In 1912, a desperate letter from a girl employed in a brothel prompted Bateman to return to England to study methods of Christian social work. During a tour investigating these “houses” in London, the doctor also preached in revival services in English churches. On the return voyage to America, he conducted the only religious service aboard a ship of 2,207 people, concluding with his favorite hymn, “Nearer my God to Thee.” That night at 11:45 p.m. the Titanic struck an iceberg. As Bateman escorted his sister-in-law to a lifeboat he said, “Don't be nervous, Annie. This will test our faith. I must stay and let the women go. If we never meet again on this earth, we will meet again in heaven. He threw his handkerchief into the descending lifeboat saying, “Put that around your throat. You'll catch cold.” After he saw the women safely off the sinking ship, Bateman "Collected about 50 men on the stern of the ship and told them that they should prepare for death. And he led them in praying the Lord's Prayer," said a surviving passenger.
Edward A. Mueller, curator of the Jacksonville Maritime Museum, said, “Dr. Bateman and another man were also purported to have opened some of the steerage passageway doors to allow those mostly unfortunate and ill-fated passengers to escape.” Ten days after the disaster, the widow received a letter from her dead husband. Bateman had written on shipboard and mailed the letter in Ireland when the Titanic had stopped for more passengers. "I feel that my trip has not been in vain," his letter said. "God has singularly blessed me. We had a glorious revival... It was the Time of My Life." His nephew received a letter mailed at the same time. "Tom, if this ship goes to the bottom, I shall not be there, I shall be up yonder. Think of it!" Bateman had written. When the family pried open Bateman's locked roll-top desk, they found that he had set his affairs in order and that he had written a poem on a black-bordered card and left it on top of his papers: Do you shudder as you picture/All the horrors of that hour? Ah!

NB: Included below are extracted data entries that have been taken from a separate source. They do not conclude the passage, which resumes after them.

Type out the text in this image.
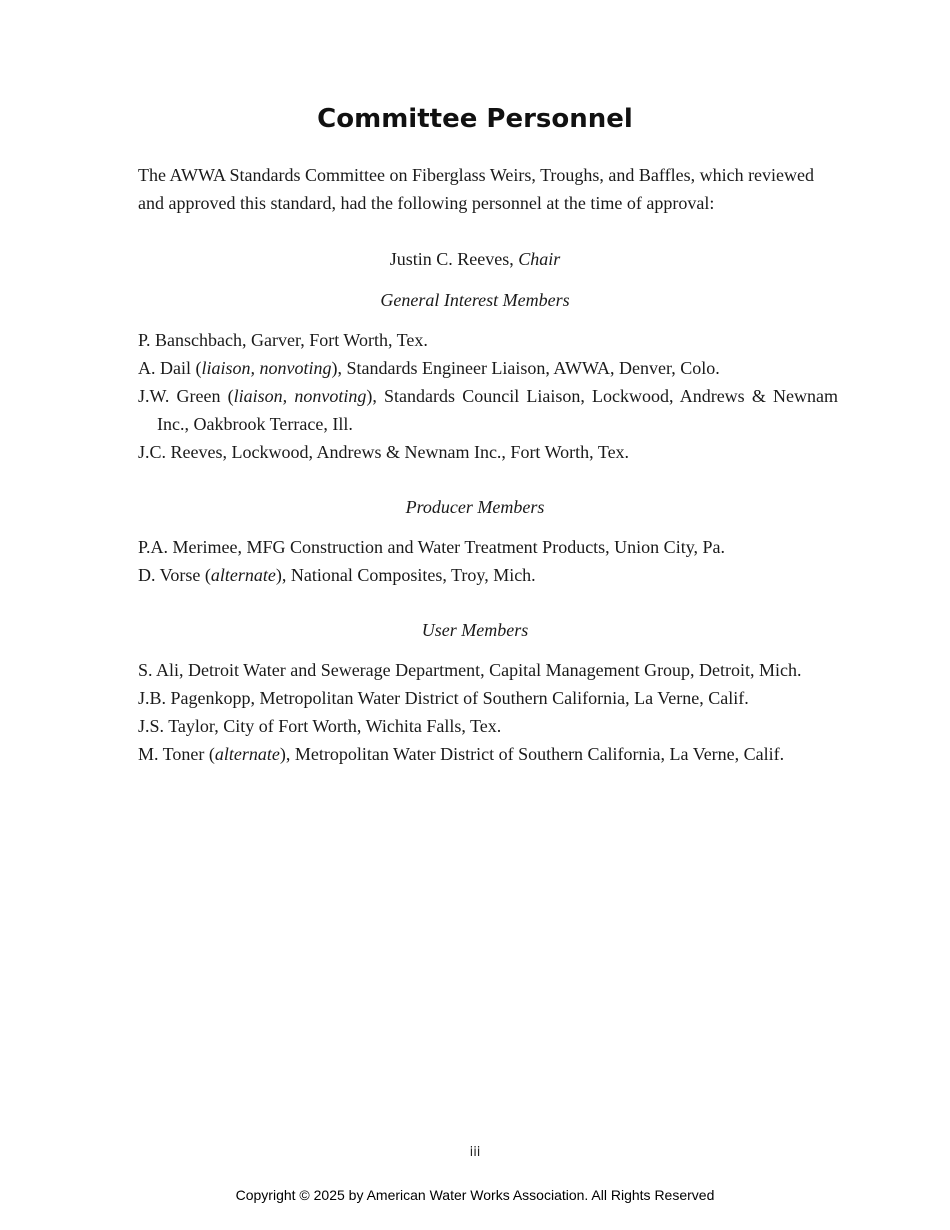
Committee Personnel

The AWWA Standards Committee on Fiberglass Weirs, Troughs, and Baffles, which reviewed and approved this standard, had the following personnel at the time of approval:

Justin C. Reeves, Chair

General Interest Members

P. Banschbach, Garver, Fort Worth, Tex.
A. Dail (liaison, nonvoting), Standards Engineer Liaison, AWWA, Denver, Colo.
J.W. Green (liaison, nonvoting), Standards Council Liaison, Lockwood, Andrews & Newnam Inc., Oakbrook Terrace, Ill.
J.C. Reeves, Lockwood, Andrews & Newnam Inc., Fort Worth, Tex.

Producer Members

P.A. Merimee, MFG Construction and Water Treatment Products, Union City, Pa.
D. Vorse (alternate), National Composites, Troy, Mich.

User Members

S. Ali, Detroit Water and Sewerage Department, Capital Management Group, Detroit, Mich.
J.B. Pagenkopp, Metropolitan Water District of Southern California, La Verne, Calif.
J.S. Taylor, City of Fort Worth, Wichita Falls, Tex.
M. Toner (alternate), Metropolitan Water District of Southern California, La Verne, Calif.

iii

Copyright © 2025 by American Water Works Association. All Rights Reserved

But Jesus was beside me/To sustain me by His power. And He came Himself to meet me/In that way so hard to tread/And with Jesus' arm to cling to/Could I have one doubt or dread?
The funeral service at First Baptist Church was the largest in Jacksonville's history at that time. Mourners, some in rags, some in best-dress finery, lined the route of the funeral procession. Rich and poor hugged each other and wept. The minister delivering the eulogy said, "I somehow felt from the first that Dr. Bateman would be among the lost ... Knowing Dr. Bateman as I knew him, I believed he would do just what he did in a crisis like that—help others to safety and take his chances among the last. With the courtesy of a gentleman and the spirit of Him who laid down his life for others, he stepped aside for the women and children and took his place with those marked for certain death. It was so like him. He died as he lived—serving others with a triumphant faith in God."

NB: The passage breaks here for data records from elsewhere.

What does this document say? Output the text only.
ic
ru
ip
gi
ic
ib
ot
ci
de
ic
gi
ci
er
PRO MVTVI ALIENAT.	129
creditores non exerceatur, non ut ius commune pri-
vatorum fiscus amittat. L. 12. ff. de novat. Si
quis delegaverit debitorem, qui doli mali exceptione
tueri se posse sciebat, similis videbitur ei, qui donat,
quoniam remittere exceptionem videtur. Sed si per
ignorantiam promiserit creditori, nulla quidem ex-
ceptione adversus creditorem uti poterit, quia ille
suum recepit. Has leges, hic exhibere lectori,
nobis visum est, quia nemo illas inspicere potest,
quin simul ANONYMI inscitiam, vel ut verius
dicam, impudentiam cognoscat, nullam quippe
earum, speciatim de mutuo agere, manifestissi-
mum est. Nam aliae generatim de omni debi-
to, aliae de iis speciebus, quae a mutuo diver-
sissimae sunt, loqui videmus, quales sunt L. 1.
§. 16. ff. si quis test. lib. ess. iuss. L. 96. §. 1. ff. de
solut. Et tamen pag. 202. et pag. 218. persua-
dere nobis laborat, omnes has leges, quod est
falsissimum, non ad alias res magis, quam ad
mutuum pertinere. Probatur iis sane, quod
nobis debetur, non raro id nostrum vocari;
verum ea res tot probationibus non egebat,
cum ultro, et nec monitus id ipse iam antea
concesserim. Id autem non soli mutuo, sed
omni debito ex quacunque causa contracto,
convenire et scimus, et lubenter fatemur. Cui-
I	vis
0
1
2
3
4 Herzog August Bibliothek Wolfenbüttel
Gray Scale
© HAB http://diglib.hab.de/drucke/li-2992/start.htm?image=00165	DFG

That’s how you live both as if today is the last day, and yet tomorrow still matters; and matters that day does: when “(E)very valley shall be filled, and every mountain and hill shall be made low, and the crooked shall be made straight, and the rough ways made smooth; and all flesh shall see the salvation of God.” May you and I be made ready to see if not soon, then still and definitely someday, one glorious day, one most wondrous and holiest moment, the salvation of God.